Our digestive organs require huge amounts of energy in order to break down food. By refraining from eating solid food for a certain period of time, that energy can be directed towards repairing and healing the body instead. Rats and humans have been shown to have longer life expectancies when their calories are restricted. Fasting has also been reported to make the senses sharper, the head clearer and feeling more energetic. There are many different ways to fast. For my own every day purpose I do not eat anything after dinner but continue to drink water or herbal tea until bedtime. Upon waking in the morning I will drink 12 oz of fresh juice. My current juice recipe is 1 cucumber, 2 large carrots, 1 - 2 inches of ginger and 1 apple. Juicing is great due to all the vitamins, minerals and enzymes being absorbed by the digestive system right away without having to exert a lot of energy to breaking down solid food. A smoothie for breakfast is also easy on the digestive system. Drink plenty of water or herbal tea until lunch when a normal solid meal can be eaten.

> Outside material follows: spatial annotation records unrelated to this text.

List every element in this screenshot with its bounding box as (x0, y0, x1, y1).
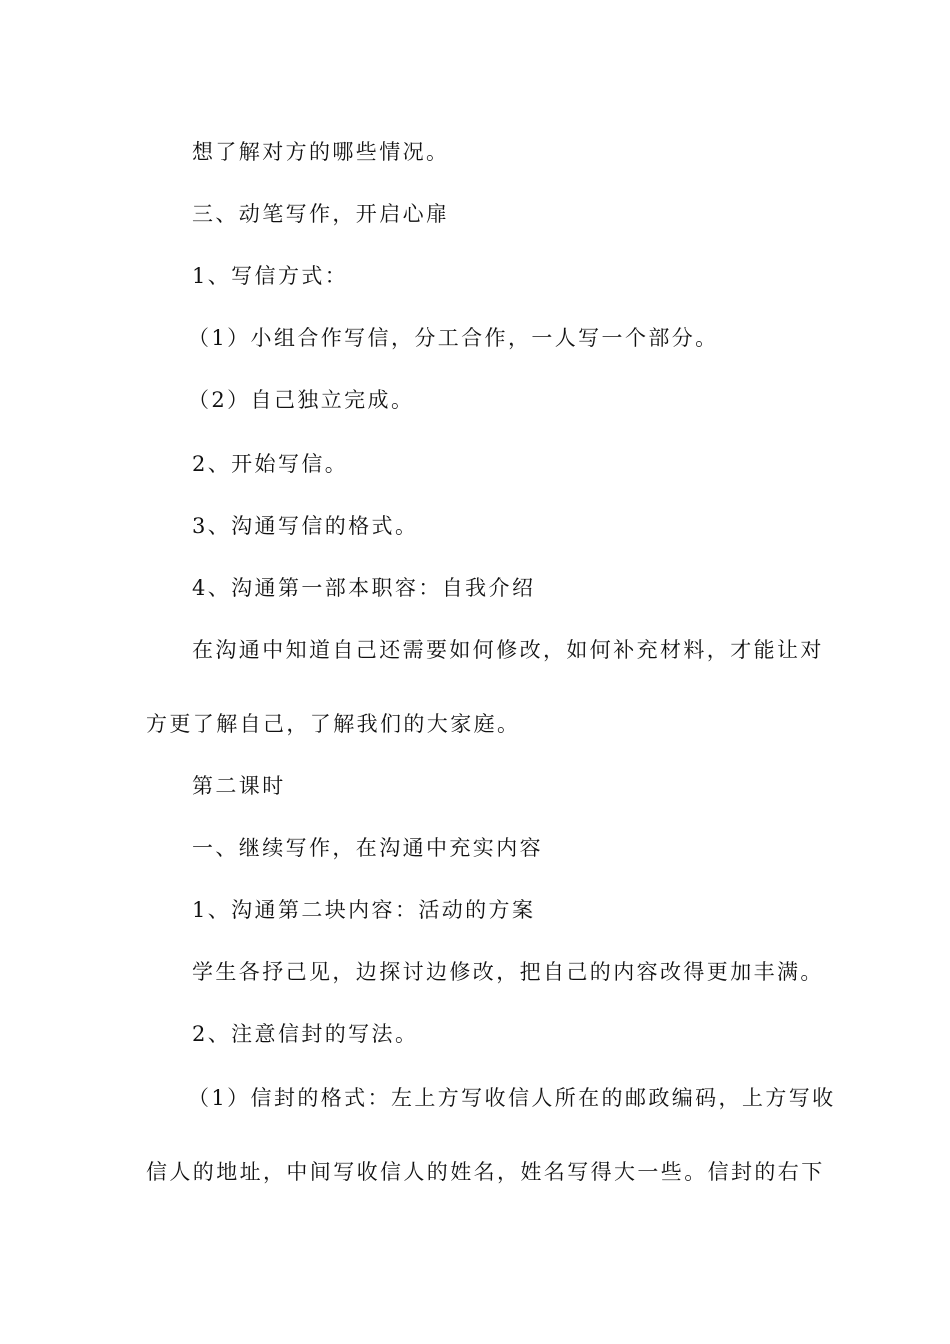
section-heading: 三、动笔写作，开启心扉 (192, 202, 450, 226)
list-item: 3、沟通写信的格式。 (192, 514, 419, 538)
section-heading: 第二课时 (192, 774, 286, 798)
list-item: （1）信封的格式：左上方写收信人所在的邮政编码，上方写收 (188, 1086, 836, 1110)
section-heading: 一、继续写作，在沟通中充实内容 (192, 836, 543, 860)
paragraph-line: 学生各抒己见，边探讨边修改，把自己的内容改得更加丰满。 (192, 960, 824, 984)
paragraph-line: 信人的地址，中间写收信人的姓名，姓名写得大一些。信封的右下 (146, 1160, 825, 1184)
list-item: 4、沟通第一部本职容：自我介绍 (192, 576, 536, 600)
list-item: 2、注意信封的写法。 (192, 1022, 419, 1046)
list-item: 1、写信方式： (192, 264, 349, 288)
paragraph-line: 在沟通中知道自己还需要如何修改，如何补充材料，才能让对 (192, 638, 824, 662)
list-item: 1、沟通第二块内容：活动的方案 (192, 898, 536, 922)
list-item: （1）小组合作写信，分工合作，一人写一个部分。 (188, 326, 719, 350)
list-item: （2）自己独立完成。 (188, 388, 415, 412)
list-item: 2、开始写信。 (192, 452, 349, 476)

Basically, how I incorporate all this into my day looks something like this:

  • Wake-up and make my juice. 
  • Do thirty minutes of exercise, making sure to drink water throughout. 
  • Before showering, dry brush (make sure your skin is dry before doing this).
  • Make a breakfast smoothie including chlorella powder. 
  • Drink tea and water until lunch. 
  • Lunch as usual.

This is what I have found to work with my schedule and that is how I am able to stick with it. Waking up a good ninety minutes before my kids helps too (like immensely). Go with what works for you, although, everyone should be drinking plenty of filtered water! Remember to not purposely fill your body with toxins and not freak out over the ones that do get in... your body's got it covered.


Weil, Andrew, Natural Health, Natural Medicine: Houghton Mifflin, 2004. Print.

Tourles, Stephanie, Organic Body Care Recipes: Storey, 2007. Print.

Morris, Julie, Superfood Kitchen: Sterling Epicure, 2012. Print.